With a strong balance sheet and a market cap of around $11 billion, meanwhile, Magellan could also find that one of the industry's larger names makes an acquisition offer it can't refuse. If Magellan gets bought out, there's no telling what happens to unitholder distributions. If a deal were to materialize, there's likely to be a premium involved, so perhaps a quick payday would appease most investors. But income-oriented types may be left looking for a high-yield replacement.
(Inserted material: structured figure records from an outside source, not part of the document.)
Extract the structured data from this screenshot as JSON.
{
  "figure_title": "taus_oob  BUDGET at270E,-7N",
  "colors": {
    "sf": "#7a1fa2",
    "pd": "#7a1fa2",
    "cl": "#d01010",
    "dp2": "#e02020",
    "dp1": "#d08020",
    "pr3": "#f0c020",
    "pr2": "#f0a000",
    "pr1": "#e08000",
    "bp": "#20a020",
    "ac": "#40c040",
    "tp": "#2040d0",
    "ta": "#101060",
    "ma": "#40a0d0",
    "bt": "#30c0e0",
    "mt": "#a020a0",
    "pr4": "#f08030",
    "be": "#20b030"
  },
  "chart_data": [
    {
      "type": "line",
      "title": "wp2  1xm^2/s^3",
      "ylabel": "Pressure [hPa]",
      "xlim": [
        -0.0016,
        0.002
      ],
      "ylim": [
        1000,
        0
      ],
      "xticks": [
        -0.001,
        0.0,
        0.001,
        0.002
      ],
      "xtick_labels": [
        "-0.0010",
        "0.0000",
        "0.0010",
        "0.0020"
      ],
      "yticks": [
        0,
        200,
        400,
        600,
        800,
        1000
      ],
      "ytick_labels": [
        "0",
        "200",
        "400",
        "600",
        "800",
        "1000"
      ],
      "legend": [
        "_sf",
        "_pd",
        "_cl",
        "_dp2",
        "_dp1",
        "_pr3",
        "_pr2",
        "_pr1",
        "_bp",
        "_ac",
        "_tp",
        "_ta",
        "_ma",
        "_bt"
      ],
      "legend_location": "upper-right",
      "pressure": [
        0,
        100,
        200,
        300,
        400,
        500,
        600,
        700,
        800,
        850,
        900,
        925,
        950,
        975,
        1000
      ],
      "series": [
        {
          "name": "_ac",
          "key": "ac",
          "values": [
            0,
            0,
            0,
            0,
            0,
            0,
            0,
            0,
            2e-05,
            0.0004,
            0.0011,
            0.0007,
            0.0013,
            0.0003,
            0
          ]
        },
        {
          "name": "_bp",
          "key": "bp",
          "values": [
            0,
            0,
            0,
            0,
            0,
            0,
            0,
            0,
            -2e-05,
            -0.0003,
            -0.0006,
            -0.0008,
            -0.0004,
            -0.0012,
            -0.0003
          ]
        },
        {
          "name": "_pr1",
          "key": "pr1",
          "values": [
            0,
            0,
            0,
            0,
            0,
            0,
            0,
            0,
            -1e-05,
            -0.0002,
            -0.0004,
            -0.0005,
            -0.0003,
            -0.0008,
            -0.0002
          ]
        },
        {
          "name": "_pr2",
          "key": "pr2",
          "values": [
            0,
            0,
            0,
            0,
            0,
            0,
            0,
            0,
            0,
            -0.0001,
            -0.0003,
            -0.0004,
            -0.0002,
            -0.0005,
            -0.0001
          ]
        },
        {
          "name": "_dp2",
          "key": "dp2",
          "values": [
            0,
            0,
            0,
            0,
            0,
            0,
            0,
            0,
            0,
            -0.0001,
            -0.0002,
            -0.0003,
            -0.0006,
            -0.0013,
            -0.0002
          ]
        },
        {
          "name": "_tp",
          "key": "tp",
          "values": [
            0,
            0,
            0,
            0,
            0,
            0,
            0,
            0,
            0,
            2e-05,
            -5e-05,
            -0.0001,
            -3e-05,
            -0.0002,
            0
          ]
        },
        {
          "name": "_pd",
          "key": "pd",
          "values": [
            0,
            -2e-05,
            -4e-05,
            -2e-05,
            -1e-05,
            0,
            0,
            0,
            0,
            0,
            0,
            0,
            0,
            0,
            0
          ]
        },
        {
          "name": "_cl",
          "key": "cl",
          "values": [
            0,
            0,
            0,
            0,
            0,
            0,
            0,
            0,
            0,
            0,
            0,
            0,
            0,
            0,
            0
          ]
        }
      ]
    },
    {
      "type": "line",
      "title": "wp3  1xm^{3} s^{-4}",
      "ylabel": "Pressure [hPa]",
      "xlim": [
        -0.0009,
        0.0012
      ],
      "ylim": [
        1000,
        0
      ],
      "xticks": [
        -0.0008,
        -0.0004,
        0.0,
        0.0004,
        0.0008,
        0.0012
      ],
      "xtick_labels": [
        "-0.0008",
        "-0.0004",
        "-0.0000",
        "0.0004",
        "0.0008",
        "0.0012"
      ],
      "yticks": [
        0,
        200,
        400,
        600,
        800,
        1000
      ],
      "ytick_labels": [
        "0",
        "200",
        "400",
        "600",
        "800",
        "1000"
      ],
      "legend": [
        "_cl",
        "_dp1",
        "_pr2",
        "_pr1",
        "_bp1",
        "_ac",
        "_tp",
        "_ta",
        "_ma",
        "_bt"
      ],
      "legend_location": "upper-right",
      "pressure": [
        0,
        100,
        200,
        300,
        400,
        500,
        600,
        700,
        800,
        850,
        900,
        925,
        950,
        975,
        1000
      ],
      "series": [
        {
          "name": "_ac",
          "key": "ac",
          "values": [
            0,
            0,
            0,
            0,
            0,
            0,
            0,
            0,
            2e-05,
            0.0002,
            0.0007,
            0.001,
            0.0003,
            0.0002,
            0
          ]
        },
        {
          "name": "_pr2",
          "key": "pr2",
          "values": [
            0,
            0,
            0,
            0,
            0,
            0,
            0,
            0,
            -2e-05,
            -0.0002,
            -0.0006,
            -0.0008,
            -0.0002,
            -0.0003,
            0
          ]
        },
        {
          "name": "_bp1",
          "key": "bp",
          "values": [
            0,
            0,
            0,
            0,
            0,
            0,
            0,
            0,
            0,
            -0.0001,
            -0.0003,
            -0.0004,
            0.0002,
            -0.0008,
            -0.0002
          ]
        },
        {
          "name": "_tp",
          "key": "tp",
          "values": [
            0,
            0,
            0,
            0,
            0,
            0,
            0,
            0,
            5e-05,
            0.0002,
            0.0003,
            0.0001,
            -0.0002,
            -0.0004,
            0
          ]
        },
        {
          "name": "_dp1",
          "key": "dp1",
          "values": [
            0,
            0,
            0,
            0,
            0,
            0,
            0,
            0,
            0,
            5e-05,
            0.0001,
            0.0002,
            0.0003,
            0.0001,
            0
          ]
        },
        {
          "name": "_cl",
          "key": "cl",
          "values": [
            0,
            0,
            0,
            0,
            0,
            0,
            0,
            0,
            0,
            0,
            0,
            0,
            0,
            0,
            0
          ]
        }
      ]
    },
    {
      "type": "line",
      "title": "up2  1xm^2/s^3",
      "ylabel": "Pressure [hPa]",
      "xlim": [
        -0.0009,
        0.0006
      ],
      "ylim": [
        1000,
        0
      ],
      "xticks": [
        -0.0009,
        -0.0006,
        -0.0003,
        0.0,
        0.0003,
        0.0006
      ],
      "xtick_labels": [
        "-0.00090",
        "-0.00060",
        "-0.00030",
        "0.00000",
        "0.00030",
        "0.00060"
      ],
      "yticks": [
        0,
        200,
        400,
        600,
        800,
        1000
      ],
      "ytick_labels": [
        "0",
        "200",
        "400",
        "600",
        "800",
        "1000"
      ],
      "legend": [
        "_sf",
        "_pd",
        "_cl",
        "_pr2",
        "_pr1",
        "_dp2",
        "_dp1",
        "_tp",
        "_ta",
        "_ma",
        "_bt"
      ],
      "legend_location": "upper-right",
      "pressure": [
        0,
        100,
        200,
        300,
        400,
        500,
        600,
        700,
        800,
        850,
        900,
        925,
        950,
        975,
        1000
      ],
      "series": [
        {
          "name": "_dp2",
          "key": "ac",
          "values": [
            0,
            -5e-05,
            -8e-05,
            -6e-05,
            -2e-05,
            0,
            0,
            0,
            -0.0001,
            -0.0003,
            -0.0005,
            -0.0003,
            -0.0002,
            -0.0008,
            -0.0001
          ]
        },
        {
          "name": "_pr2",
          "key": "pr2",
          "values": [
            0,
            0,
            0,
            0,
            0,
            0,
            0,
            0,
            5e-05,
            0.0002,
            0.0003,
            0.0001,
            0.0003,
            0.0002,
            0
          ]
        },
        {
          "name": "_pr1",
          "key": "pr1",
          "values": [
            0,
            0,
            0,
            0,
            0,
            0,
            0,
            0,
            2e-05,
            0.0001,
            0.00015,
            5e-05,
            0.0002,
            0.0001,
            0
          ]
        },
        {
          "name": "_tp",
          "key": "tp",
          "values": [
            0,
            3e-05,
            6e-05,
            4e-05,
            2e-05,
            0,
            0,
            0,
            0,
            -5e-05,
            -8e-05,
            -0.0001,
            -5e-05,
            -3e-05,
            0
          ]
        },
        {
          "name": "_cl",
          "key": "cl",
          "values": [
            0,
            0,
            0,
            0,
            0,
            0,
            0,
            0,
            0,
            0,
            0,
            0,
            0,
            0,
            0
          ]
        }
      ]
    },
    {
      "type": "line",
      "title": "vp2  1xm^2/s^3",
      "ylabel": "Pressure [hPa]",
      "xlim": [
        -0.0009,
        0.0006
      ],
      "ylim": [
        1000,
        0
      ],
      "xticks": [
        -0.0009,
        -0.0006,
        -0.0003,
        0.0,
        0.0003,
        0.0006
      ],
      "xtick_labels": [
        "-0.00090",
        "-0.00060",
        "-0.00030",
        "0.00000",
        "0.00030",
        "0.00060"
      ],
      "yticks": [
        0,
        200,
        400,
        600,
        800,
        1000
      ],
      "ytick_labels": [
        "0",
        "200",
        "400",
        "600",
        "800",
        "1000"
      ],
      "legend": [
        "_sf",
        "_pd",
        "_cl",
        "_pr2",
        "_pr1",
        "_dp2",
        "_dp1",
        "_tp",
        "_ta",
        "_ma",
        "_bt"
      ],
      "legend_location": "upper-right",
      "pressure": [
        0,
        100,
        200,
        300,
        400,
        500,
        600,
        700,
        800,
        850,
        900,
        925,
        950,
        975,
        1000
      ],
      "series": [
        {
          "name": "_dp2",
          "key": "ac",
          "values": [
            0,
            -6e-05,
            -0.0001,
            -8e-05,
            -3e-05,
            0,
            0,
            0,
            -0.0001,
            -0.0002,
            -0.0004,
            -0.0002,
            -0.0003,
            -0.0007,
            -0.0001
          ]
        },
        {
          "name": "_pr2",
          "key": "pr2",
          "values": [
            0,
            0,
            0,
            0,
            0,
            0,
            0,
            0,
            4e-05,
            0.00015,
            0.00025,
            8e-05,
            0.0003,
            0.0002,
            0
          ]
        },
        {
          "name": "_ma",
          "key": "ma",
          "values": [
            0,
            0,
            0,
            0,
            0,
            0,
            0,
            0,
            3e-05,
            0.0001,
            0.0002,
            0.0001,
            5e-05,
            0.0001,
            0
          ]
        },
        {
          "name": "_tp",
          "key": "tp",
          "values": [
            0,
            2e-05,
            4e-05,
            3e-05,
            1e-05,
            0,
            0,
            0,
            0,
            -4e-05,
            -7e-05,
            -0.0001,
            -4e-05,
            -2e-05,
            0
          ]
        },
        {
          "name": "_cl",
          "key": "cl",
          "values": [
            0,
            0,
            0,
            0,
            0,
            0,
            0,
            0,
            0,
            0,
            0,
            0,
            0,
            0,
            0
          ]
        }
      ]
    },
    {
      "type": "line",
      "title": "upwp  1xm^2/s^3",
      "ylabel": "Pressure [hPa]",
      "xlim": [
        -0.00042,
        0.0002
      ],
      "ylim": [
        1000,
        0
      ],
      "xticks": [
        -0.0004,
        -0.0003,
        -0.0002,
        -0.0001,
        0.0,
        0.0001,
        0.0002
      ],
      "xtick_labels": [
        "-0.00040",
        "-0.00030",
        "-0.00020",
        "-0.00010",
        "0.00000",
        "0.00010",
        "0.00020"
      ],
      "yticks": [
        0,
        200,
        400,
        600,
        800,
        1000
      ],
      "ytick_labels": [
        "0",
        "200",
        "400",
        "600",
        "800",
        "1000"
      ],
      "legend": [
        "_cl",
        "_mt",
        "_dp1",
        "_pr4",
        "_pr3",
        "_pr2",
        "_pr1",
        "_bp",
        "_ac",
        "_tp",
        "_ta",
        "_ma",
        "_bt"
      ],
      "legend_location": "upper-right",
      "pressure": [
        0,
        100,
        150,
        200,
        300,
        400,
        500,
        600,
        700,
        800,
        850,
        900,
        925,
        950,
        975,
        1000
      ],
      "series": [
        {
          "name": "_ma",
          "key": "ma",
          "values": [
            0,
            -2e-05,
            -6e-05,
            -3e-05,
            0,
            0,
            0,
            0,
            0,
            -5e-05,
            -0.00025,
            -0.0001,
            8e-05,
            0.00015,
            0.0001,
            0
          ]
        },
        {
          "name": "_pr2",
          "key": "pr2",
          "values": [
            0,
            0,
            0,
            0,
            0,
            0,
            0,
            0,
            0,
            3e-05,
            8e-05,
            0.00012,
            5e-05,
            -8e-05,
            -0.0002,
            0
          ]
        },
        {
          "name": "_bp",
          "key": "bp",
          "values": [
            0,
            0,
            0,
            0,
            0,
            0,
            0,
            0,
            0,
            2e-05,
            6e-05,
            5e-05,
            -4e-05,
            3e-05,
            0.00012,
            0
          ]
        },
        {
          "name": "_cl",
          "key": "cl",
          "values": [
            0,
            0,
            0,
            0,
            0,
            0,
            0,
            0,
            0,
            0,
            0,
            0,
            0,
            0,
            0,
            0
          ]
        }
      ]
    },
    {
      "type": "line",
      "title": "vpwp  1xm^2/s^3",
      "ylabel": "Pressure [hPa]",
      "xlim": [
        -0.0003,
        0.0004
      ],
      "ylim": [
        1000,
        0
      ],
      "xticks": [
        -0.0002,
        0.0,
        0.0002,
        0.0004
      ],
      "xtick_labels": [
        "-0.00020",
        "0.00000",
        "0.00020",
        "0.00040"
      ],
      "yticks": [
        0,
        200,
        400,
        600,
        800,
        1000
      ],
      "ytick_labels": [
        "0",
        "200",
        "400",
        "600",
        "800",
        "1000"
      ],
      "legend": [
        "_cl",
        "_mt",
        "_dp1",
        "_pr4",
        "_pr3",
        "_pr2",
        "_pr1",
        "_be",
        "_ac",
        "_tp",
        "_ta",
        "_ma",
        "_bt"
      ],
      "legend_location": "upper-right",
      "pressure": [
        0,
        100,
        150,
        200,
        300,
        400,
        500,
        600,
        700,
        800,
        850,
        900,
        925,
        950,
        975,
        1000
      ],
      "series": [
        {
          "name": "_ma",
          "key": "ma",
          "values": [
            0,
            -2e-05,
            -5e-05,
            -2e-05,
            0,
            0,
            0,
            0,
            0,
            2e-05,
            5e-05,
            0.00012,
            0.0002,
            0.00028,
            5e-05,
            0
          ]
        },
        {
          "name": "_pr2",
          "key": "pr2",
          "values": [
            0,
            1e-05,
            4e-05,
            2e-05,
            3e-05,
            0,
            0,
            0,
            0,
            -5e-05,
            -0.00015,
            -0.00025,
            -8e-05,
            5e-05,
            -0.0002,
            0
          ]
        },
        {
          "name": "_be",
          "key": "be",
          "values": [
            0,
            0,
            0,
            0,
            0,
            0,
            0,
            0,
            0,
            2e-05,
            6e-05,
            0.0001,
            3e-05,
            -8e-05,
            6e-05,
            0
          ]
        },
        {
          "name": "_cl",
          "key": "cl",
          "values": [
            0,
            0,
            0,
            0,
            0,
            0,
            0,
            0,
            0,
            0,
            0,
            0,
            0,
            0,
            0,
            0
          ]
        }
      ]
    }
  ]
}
No easy distribution answers
At the end of the day, Magellan's business is under pressure, but it isn't going away anytime soon. The bigger question is what happens to the partnership in the years ahead and what impact that will have on the distribution. Right now, there's virtually no growth spending built into management's plan. Holding the line on the distribution seems like the best one can expect. Beyond that, a lot will depend on the direction the industry takes, including on the consolidation front. But even there, it's hard to make a call, since Magellan is small enough that it could end up being bought out.
If you own this midstream partnership, you probably shouldn't be worrying about a distribution cut right now -- but you'll want to keep a close eye on what management says as the year progresses. Distribution risk is definitely higher than it has been in a very long time, and extremely conservative income investors may want to start looking at larger and more diversified alternatives in the sector -- even if that means accepting a lower, but more certain, yield.